Nauru, the Philippines and Russia were given a 30 November deadline to make legislative amendments. Russia and the Philippines took action but are still on the FATF list of countries under investigation.
Nauru enacted the Anti-Money Laundering Act on 28 August 2001, but according to Helen Fisher, a spokeswoman for the Organisation for Economic Co-operation and Development (OECD), sufficient measures were, 'A ' not in place and B ' not in force.'
Despite the August act, Nauru still has several deficiencies in its legislation, according to Patrick Moulette, executive secretary of the FATF.
'Most importantly the legislation does not cover the offshore sector,' he said. 'Penalties for money laundering offences are also extremely lenient by international standards.'
Action against Nauru will include:
• Stringent requirements for identifying beneficial owners before business relationships are established with individuals or companies.
• Increasing the reporting burden of financial transactions on the basis that transactions with such countries are more likely to be suspicious.
• When considering requests for approving the establishment in FATF member countries of subsidiaries or branches or representative offices of banks, taking into account that the relevant bank is from a non-cooperating country.
• Warning non-financial sector businesses that transactions with entities within the country might run the risk of money laundering.
• Recommendation 21, which applies to all countries on the FATF money laundering list, will also be applied to Nauru. It says that financial institutions should give special attention to business relations and transactions with people, including companies and financial institutions, from countries that do not or insufficiently tackle money laundering.
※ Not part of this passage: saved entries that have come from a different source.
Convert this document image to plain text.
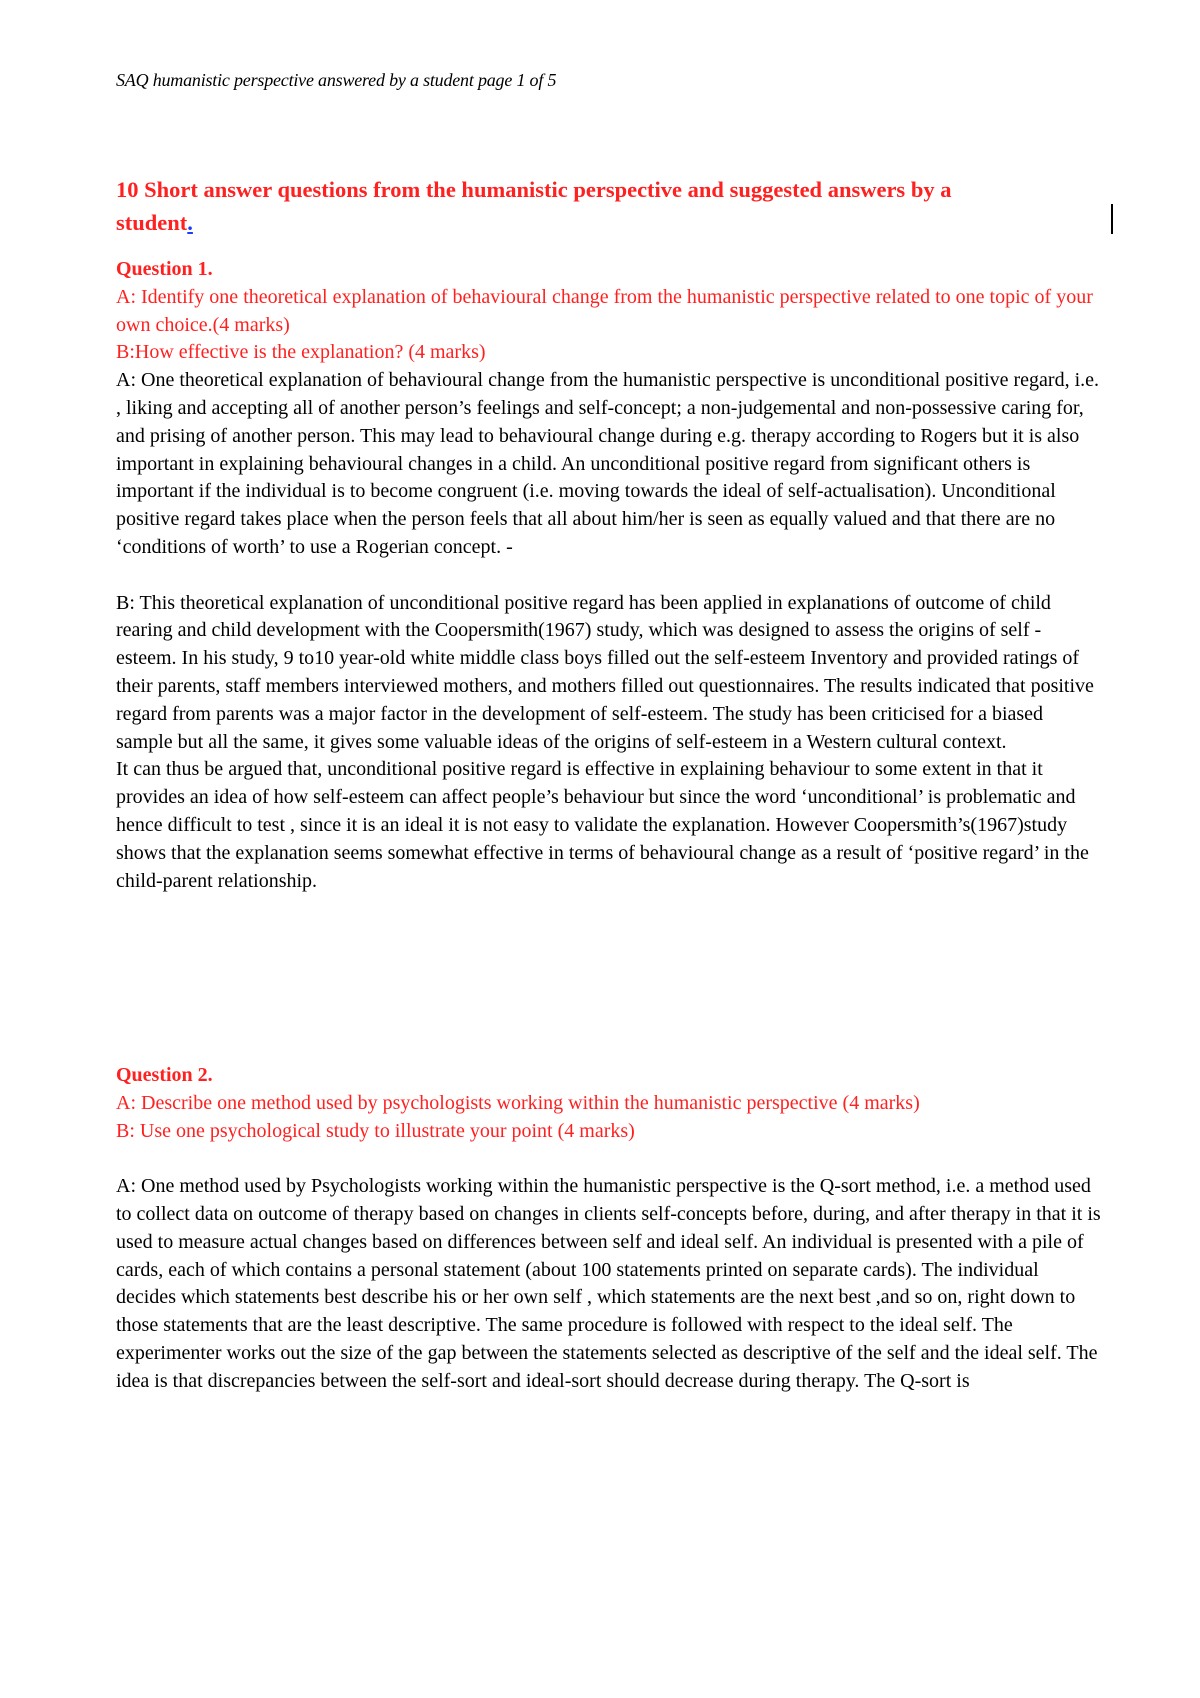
SAQ humanistic perspective answered by a student page 1 of 5
10 Short answer questions from the humanistic perspective and suggested answers by a student.

Question 1.

A: Identify one theoretical explanation of behavioural change from the humanistic perspective related to one topic of your own choice.(4 marks)

B:How effective is the explanation? (4 marks)

A: One theoretical explanation of behavioural change from the humanistic perspective is unconditional positive regard, i.e. , liking and accepting all of another person’s feelings and self-concept; a non-judgemental and non-possessive caring for, and prising of another person. This may lead to behavioural change during e.g. therapy according to Rogers but it is also important in explaining behavioural changes in a child. An unconditional positive regard from significant others is important if the individual is to become congruent (i.e. moving towards the ideal of self-actualisation). Unconditional positive regard takes place when the person feels that all about him/her is seen as equally valued and that there are no ‘conditions of worth’ to use a Rogerian concept. -

B: This theoretical explanation of unconditional positive regard has been applied in explanations of outcome of child rearing and child development with the Coopersmith(1967) study, which was designed to assess the origins of self -esteem. In his study, 9 to10 year-old white middle class boys filled out the self-esteem Inventory and provided ratings of their parents, staff members interviewed mothers, and mothers filled out questionnaires. The results indicated that positive regard from parents was a major factor in the development of self-esteem. The study has been criticised for a biased sample but all the same, it gives some valuable ideas of the origins of self-esteem in a Western cultural context.

It can thus be argued that, unconditional positive regard is effective in explaining behaviour to some extent in that it provides an idea of how self-esteem can affect people’s behaviour but since the word ‘unconditional’ is problematic and hence difficult to test , since it is an ideal it is not easy to validate the explanation. However Coopersmith’s(1967)study shows that the explanation seems somewhat effective in terms of behavioural change as a result of ‘positive regard’ in the child-parent relationship.

Question 2.

A: Describe one method used by psychologists working within the humanistic perspective (4 marks)

B: Use one psychological study to illustrate your point (4 marks)

A: One method used by Psychologists working within the humanistic perspective is the Q-sort method, i.e. a method used to collect data on outcome of therapy based on changes in clients self-concepts before, during, and after therapy in that it is used to measure actual changes based on differences between self and ideal self. An individual is presented with a pile of cards, each of which contains a personal statement (about 100 statements printed on separate cards). The individual decides which statements best describe his or her own self , which statements are the next best ,and so on, right down to those statements that are the least descriptive. The same procedure is followed with respect to the ideal self. The experimenter works out the size of the gap between the statements selected as descriptive of the self and the ideal self. The idea is that discrepancies between the self-sort and ideal-sort should decrease during therapy. The Q-sort is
The FATF is hoping these measures will force Nauru into line.
'Financial institutions are going to be extremely cautious when dealing with Nauru,' said Fisher. 'If financial institutions in other countries do not deal with them it will have a major effect.'
The FATF lacks legal authority to take action against Nauru, but member countries will take their own measures based on FATF recommendations.
According to Moulette, there are rumours of action already being taken in Nauru. 'We have heard that very recently Nauru passed further legislation to react to the decision of the FATF,' he said.
This information has not been confirmed but in any case, even if Nauru meets FATF anti-money laundering measures, it will, 'stay on the list until we are sure legislation is in place and being acted on,' according to Fisher.
The FATF will follow the situation in Nauru and reassess action against the country at its next plenary meeting in Hong Kong, from 30 January to 1 February 2002.
Other countries on the investigation list include The Cook Islands, Egypt, Guatemala, Indonesia, Lebanon, Ukraine, Myanmar, Nigeria, Philippines, St Kitts and Nevis, Dominica, Grenada, Hungary, Israel, Marshall Islands, Nauru, Niue, Russia and St Vincent and the Grenadines.